Heavy use of constraints (this domain demands integrity): status domains, positive duration, date ordering, required references. Overlapping-appointment prevention can use a PostGIS-free range exclusion constraint on (provider_id, tstzrange(scheduled_at, scheduled_at + duration)) (Chapter 16) — so the database itself forbids double-booking a provider.

4–5. Data & core queries

Seed realistic patients/providers/appointments; a generator for volume.
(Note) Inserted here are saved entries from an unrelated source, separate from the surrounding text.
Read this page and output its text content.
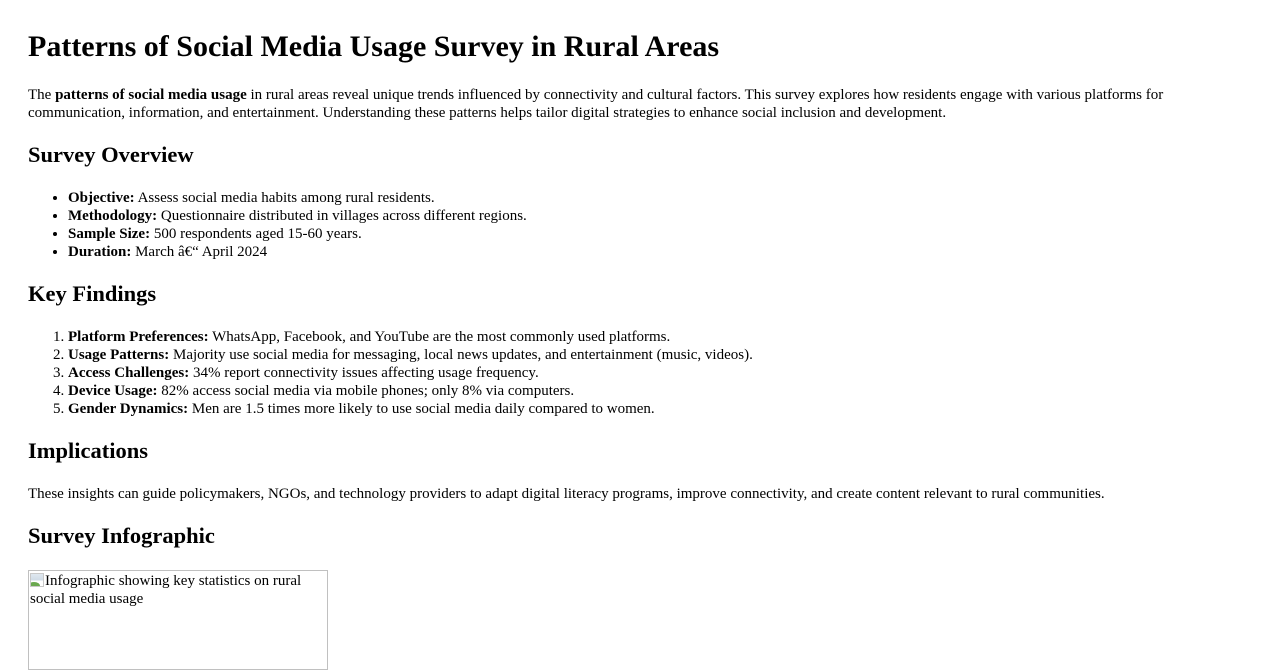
Patterns of Social Media Usage Survey in Rural Areas

The patterns of social media usage in rural areas reveal unique trends influenced by connectivity and cultural factors. This survey explores how residents engage with various platforms for communication, information, and entertainment. Understanding these patterns helps tailor digital strategies to enhance social inclusion and development.

Survey Overview
• Objective: Assess social media habits among rural residents.
• Methodology: Questionnaire distributed in villages across different regions.
• Sample Size: 500 respondents aged 15-60 years.
• Duration: March â€“ April 2024
Key Findings
1. Platform Preferences: WhatsApp, Facebook, and YouTube are the most commonly used platforms.
2. Usage Patterns: Majority use social media for messaging, local news updates, and entertainment (music, videos).
3. Access Challenges: 34% report connectivity issues affecting usage frequency.
4. Device Usage: 82% access social media via mobile phones; only 8% via computers.
5. Gender Dynamics: Men are 1.5 times more likely to use social media daily compared to women.
Implications

These insights can guide policymakers, NGOs, and technology providers to adapt digital literacy programs, improve connectivity, and create content relevant to rural communities.

Survey Infographic
Infographic showing key statistics on rural social media usage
Core queries:

-- A patient's appointment history
SELECT a.scheduled_at, p.name AS provider, a.status
FROM appointments a JOIN providers p ON p.provider_id=a.provider_id
WHERE a.patient_id = :pid ORDER BY a.scheduled_at DESC;

-- Provider's schedule for a day (half-open range, Ch. 8)
SELECT a.scheduled_at, pt.name AS patient, a.duration_min
FROM appointments a JOIN patients pt ON pt.patient_id=a.patient_id
WHERE a.provider_id = :prov
  AND a.scheduled_at >= :day AND a.scheduled_at < :day + interval '1 day'
ORDER BY a.scheduled_at;

-- No-show rate per provider per month (aggregation)
SELECT p.name, date_trunc('month', a.scheduled_at) AS month,
       COUNT(*) FILTER (WHERE a.status='no_show')::numeric / COUNT(*) AS no_show_rate
FROM appointments a JOIN providers p ON p.provider_id=a.provider_id
GROUP BY p.name, month ORDER BY month;

(Note COUNT(*) FILTER (...) for the conditional rate, and half-open date ranges — Chapters 7–8.)

6–8. Indexes, transactions, views

  • Indexes: appointments(patient_id), appointments(provider_id, scheduled_at) (the schedule query), prescriptions(visit_id) — justified and EXPLAIN-verified.
  • Transaction: "complete a visit" = mark the appointment completed, create the visit, insert prescriptions and diagnoses — all atomic (Ch. 26).
  • Views: an upcoming_appointments view; a patient_summary view that excludes sensitive columns for staff who shouldn't see full PII.

9. Security & privacy (elevated here — Ch. 32)

This domain makes Chapter 32 concrete:

  • Least-privilege roles: front-desk staff (scheduling, no clinical data), clinicians (full clinical access), billing (financial only) — each granted the minimum.
  • Hide PII with views/column grants: the front-desk role sees a view without diagnoses/full contact details.
  • Row-level security could restrict a provider to their own patients.
  • Encryption in transit (TLS) required; sensitive fields candidates for column-level encryption.
  • Audit logging (trigger-based, Ch. 21) on access to clinical records.
  • Right-to-erasure planned: how to delete a patient's PII while preserving anonymized aggregates (interacts with FKs and audit logs — a documented design decision).

10–12. App layer, operations, documentation

  • App layer (Ch. 29): a parameterized repository; transactions for multi-step clinical operations; specific error handling.
  • Operations (Ch. 38): tested backups (with the extra weight that medical data loss is catastrophic), monitoring.
  • Documentation: README, data dictionary, query catalog, and a design-decisions doc emphasizing the integrity and privacy choices (why these constraints, the double-booking exclusion constraint, the role design, the PII/erasure plan, why PostgreSQL).

The result — and why it impresses

A clinic database where the constraints and security model are the stars: the database structurally prevents double-booking, invalid statuses, and unauthorized PII access, and the design-decisions doc reasons about privacy law. For a domain where correctness and confidentiality are non-negotiable, demonstrating that you made integrity and security structural — not hopeful — is exactly the judgment employers in regulated industries want.

Discussion questions

  1. Why does this domain warrant more constraints and stricter security than, say, a blog?
  2. How does an exclusion constraint prevent provider double-booking, and why is that better than app-code checks?
  3. How do least-privilege roles + views enforce that front-desk staff can't see clinical PII?
  4. What makes "right to erasure" tricky here (FKs, audit logs), and how would you design for it?
  5. ⭐ Compare this capstone's emphasis (integrity/security) to the library capstone's (queries/operations). How does the domain shape what your portfolio piece should foreground?